The ropes of the Razor were straining in the prison yard above them, pulleys creaking as the finishing team hauled the gigantic blade back to its full height. The chanting of the mob matched them pull by pull, demanding more heads. Demanding the head of Ministre Bonnard. Gerard picked up the pace. It had taken weeks to have Ministre Bonnard denounced as a traitor, and then more weeks after that, scouring the countryside where the family had scattered, hiding their children like rats will hoard scraps. But LeBlanc had ferreted them out. LeBlanc had found them; Gerard had held them; and now they would die. The last of the ministres of the old Sunken City. A triumph of the new. A triumph of Gerard. LeBlanc would make him a commandant before the sun rose.
Gerard stopped, the gendarmes around him only just avoiding a collision. Prison hole number 1139. He straightened his back, put his key to the lock, and then stepped to one side as the holy man materialized from the murk of the narrow passage. Gerard tipped his hat. The holy man bowed slightly. There was something wrong with his leg tonight, Gerard saw. He was limping as he shuffled past, face half-hidden in an overlarge hood, the blue and white of the Allemande government pinned across the black robes. The holy man had been in the Tombs three nights this week. But if the condemned wanted to buy their final blessings from a priest who had replaced his vows to the saints with an oath to Allemande, then why should he, Gerard, be deprived of the bribes for letting the young man in? LeBlanc didn’t need to know everything.
A hint of a smile showed from beneath the holy man’s hood, the heavy robes just brushing Gerard’s knees before melting slowly back into the dark maze of the Tombs. Gerard waited until his gendarmes had brought their swords into position. Then he turned the key and thrust open the door of the prison hole.
“Family Bonnard! You have refused the oath of Premier Allemande and have been found guilty of treason against the Sunken City. You are sentenced to … you … you are …”
The well-practiced words caught in his throat like bones. Gerard snatched the lantern from the gendarme behind him and ran inside the fetid hole, turning a full circle before bringing a sleeve up to his nose. The cell was empty. Thirteen prisoners, including LeBlanc’s prize, all of them gone.
He kicked through the thin layer of rotting straw, as if some of the smaller ones might be hiding beneath it, strands of human hair sticking to his boot. And then he froze. The men who had come to cut the hair, to bare the necks for the blade. Gerard spun around.

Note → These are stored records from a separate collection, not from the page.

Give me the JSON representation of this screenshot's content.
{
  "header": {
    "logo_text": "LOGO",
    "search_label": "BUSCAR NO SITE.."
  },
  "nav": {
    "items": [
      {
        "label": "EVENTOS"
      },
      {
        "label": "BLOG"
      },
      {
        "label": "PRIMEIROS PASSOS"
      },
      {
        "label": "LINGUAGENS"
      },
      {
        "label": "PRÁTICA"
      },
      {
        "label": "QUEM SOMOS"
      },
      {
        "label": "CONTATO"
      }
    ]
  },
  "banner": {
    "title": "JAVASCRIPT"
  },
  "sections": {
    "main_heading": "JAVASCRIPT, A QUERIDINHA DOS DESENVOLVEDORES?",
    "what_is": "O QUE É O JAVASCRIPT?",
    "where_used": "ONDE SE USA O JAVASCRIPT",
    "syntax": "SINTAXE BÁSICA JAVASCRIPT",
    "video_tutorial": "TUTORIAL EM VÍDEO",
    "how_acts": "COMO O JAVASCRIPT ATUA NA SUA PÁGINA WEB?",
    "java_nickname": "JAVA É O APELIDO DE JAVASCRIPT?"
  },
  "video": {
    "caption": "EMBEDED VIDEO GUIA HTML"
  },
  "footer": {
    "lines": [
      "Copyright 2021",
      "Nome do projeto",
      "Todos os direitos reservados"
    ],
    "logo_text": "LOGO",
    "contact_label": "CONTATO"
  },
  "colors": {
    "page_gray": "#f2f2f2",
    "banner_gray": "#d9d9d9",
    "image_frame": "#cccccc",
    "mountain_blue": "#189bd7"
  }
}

“Go!” he bellowed. The three gendarmes in the doorway wore matching stares. “Seal the doors, you fools! Quick!”
They ran. The Razor thumped and the mob in the prison yard chanted again for the Bonnards. Fear seeped into Gerard’s chest, like the blood traveling down the scaffold, pooling in the cracks of the paving stones. There would be no promotion, and LeBlanc was not going to be impressed. LeBlanc was going to have his job. Or an ear. Or maybe his head.
Gerard took three steps to run for the messengers, to have the tunnels and the muddy streets of the Lower City searched, the gates blocked, and the roads watched. But his boot brushed a bit of color, something alien in a world of stench and rot and stone. He bent down. A single black feather lay in the straw, its tip a brilliant red.
And then there was an explosion in the prison yard.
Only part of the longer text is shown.